Knutas estaba empezando a impacientarse.

– Entiendo. ¿Quién era?

– Escucha, eso no te lo puedo decir. Ahora tengo que dejarte, de momento tendrás que conformarte con esto.

– De acuerdo. ¿Cuándo crees que podrás decir algo más?

– No tengo la menor idea. Adiós.

Johan apagó el móvil y pensó que aquella muerte no parecía interesante para incluirla en las Noticias Regionales. Probablemente una pelea normal entre personas bebidas que se les había ido de las manos. Sólo podría encontrar un hueco como una breve reseña.


«El metro de Estocolmo un lunes de noviembre por la mañana debe de ser uno de los sitios más deprimentes del mundo», pensó Johan allí sentado con la cabeza apoyada contra la ventana mientras las negras paredes del metro pasaban a toda velocidad a medio metro de distancia.

El vagón iba lleno de gente pálida, abrumada por la seriedad y la rutina diaria. No se oía ninguna conversación, sólo el traqueteo y el ruido sordo del metro. Alguna tos aislada y el ruido adormilado de los periódicos gratuitos. La gente miraba al techo, a los anuncios publicitarios, al suelo, a través de la ventana o a algún punto lejano e indefinido. A todas partes, menos a los demás.
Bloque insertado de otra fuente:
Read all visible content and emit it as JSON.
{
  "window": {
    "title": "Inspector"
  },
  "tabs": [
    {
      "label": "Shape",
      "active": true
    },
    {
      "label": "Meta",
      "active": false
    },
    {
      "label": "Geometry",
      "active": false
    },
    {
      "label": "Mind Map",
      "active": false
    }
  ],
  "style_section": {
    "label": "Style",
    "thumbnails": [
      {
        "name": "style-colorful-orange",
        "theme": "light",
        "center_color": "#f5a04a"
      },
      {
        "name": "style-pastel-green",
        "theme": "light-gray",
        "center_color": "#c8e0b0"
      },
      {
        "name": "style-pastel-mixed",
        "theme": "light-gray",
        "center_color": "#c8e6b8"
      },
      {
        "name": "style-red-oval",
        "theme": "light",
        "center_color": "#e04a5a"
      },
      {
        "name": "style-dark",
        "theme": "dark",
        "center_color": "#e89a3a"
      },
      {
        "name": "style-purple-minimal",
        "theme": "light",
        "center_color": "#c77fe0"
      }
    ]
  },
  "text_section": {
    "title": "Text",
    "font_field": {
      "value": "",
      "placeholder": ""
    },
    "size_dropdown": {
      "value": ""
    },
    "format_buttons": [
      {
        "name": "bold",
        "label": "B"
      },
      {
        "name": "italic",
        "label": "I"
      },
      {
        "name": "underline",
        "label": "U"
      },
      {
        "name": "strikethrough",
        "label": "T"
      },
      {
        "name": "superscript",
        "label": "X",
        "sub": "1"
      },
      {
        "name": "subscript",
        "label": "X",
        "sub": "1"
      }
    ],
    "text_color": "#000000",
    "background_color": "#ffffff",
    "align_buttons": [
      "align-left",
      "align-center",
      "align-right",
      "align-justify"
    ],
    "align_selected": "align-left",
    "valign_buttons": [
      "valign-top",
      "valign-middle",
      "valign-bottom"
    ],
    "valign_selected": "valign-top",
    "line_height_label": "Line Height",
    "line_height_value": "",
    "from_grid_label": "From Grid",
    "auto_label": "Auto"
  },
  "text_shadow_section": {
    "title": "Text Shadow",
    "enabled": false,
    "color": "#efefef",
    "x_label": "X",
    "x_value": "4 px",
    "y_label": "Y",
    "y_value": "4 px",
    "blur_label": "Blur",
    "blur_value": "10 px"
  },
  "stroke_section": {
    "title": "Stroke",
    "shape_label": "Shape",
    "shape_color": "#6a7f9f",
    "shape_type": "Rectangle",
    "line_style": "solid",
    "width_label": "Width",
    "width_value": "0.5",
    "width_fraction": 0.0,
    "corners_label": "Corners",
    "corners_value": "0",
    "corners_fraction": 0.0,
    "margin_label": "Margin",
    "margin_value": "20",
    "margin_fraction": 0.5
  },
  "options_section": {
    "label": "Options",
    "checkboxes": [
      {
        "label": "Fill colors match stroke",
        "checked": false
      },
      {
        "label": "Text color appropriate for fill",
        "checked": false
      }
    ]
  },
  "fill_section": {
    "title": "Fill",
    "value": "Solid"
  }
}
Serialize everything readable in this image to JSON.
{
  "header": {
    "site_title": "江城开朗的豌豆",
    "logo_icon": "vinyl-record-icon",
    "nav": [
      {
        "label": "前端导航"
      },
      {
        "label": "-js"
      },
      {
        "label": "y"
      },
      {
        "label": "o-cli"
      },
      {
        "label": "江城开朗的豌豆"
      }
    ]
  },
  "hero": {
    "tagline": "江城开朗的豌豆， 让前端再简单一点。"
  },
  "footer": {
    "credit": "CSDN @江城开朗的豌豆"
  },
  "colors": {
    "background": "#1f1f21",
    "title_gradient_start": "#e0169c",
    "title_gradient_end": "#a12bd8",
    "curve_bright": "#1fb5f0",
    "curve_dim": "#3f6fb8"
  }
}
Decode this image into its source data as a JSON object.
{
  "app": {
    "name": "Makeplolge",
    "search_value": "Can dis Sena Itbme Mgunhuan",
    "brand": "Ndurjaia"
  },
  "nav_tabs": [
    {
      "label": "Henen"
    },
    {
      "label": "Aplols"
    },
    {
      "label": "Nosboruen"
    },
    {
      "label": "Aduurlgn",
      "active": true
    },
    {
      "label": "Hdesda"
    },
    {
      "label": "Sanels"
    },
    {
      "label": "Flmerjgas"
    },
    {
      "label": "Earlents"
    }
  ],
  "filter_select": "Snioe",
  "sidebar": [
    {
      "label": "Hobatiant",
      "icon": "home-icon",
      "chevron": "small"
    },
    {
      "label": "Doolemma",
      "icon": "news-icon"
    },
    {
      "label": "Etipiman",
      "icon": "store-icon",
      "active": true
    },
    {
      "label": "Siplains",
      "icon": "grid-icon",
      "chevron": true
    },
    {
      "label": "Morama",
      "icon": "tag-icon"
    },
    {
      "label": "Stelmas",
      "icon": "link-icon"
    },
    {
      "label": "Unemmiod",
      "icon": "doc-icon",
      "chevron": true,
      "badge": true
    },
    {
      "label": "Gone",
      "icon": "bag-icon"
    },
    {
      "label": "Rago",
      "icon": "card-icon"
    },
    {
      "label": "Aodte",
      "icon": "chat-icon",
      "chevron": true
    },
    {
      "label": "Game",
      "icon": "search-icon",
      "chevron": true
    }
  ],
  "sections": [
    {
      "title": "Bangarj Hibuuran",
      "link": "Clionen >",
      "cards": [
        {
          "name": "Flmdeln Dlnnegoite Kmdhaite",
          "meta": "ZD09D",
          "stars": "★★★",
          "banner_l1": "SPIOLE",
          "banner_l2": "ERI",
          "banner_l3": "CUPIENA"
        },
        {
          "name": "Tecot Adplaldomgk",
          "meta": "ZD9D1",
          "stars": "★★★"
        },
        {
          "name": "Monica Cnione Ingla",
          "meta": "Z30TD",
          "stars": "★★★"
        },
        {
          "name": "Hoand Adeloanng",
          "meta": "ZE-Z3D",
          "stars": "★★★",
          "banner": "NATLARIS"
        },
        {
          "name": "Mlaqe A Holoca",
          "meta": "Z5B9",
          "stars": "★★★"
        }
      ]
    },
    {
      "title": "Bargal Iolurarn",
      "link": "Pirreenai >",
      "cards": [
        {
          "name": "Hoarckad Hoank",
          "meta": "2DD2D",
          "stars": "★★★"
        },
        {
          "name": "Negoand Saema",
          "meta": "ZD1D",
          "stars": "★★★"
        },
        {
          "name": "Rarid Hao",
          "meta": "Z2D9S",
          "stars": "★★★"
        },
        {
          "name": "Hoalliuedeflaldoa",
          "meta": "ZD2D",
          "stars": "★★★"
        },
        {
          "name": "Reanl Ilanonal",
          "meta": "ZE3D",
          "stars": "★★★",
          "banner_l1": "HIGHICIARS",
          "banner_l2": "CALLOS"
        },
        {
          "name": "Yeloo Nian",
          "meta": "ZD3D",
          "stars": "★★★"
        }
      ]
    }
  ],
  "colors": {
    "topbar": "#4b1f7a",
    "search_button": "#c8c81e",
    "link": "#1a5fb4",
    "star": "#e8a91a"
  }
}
El olor a tela mojada se mezclaba con el olor a perfume, a sudor y al polvo quemado de los radiadores. Las cazadoras se apretujaban contra los abrigos, las bufandas contra los gorros, los cuerpos contra los cuerpos, calzado contra calzado, las caras casi se rozaban, pero sin contacto.

«¿Cómo es posible que haya tanta gente junta en un mismo sitio sin que se oiga nada? -seguía pensando Johan-. Esto no puede ser normal.»

Era una de esas mañanas en que sentía ganas de largarse de allí.

Cuando salió del metro en la estación de Karlaplan, sintió una especie de liberación. Aquí al menos se podía respirar. La gente caminaba a su alrededor como si fueran soldados de plomo camino del autobús, la escuela, los comercios, los dispensarios de la seguridad social, los despachos de abogados o lo que fuese.

Él, por su parte, cruzó el parque que había junto a la iglesia de Gustav Adolfkyrkan. Los niños de la guardería estaban fuera columpiándose en medio de aquel viento cortante. Sus mejillas brillaban como manzanas maduras.

El inmenso edificio de la televisión destacaba entre la niebla del mes de noviembre. Johan saludó a la estatua que representaba a Lennart Hyland antes de cruzar el vestíbulo.

En el piso donde se encontraba la redacción había movimiento. Las noticias de la mañana de ámbito nacional estaban en marcha y fuera de los ascensores invitados, presentadores, meteorólogos, maquilladores, reporteros y redactores corrían, saliendo del estudio, yendo a los servicios o dirigiéndose a la mesa del desayuno. La hilera de ventanales ofrecía una vista del extenso parque Gärdet envuelto en la niebla gris, por el que pululaban los alegres perros de la guardería canina que había en la calle Grev Magnigatan. Perros marrones, negros y con manchas trotaban y jugaban por los prados, indiferentes al hecho de que aquél era un aburrido lunes de noviembre.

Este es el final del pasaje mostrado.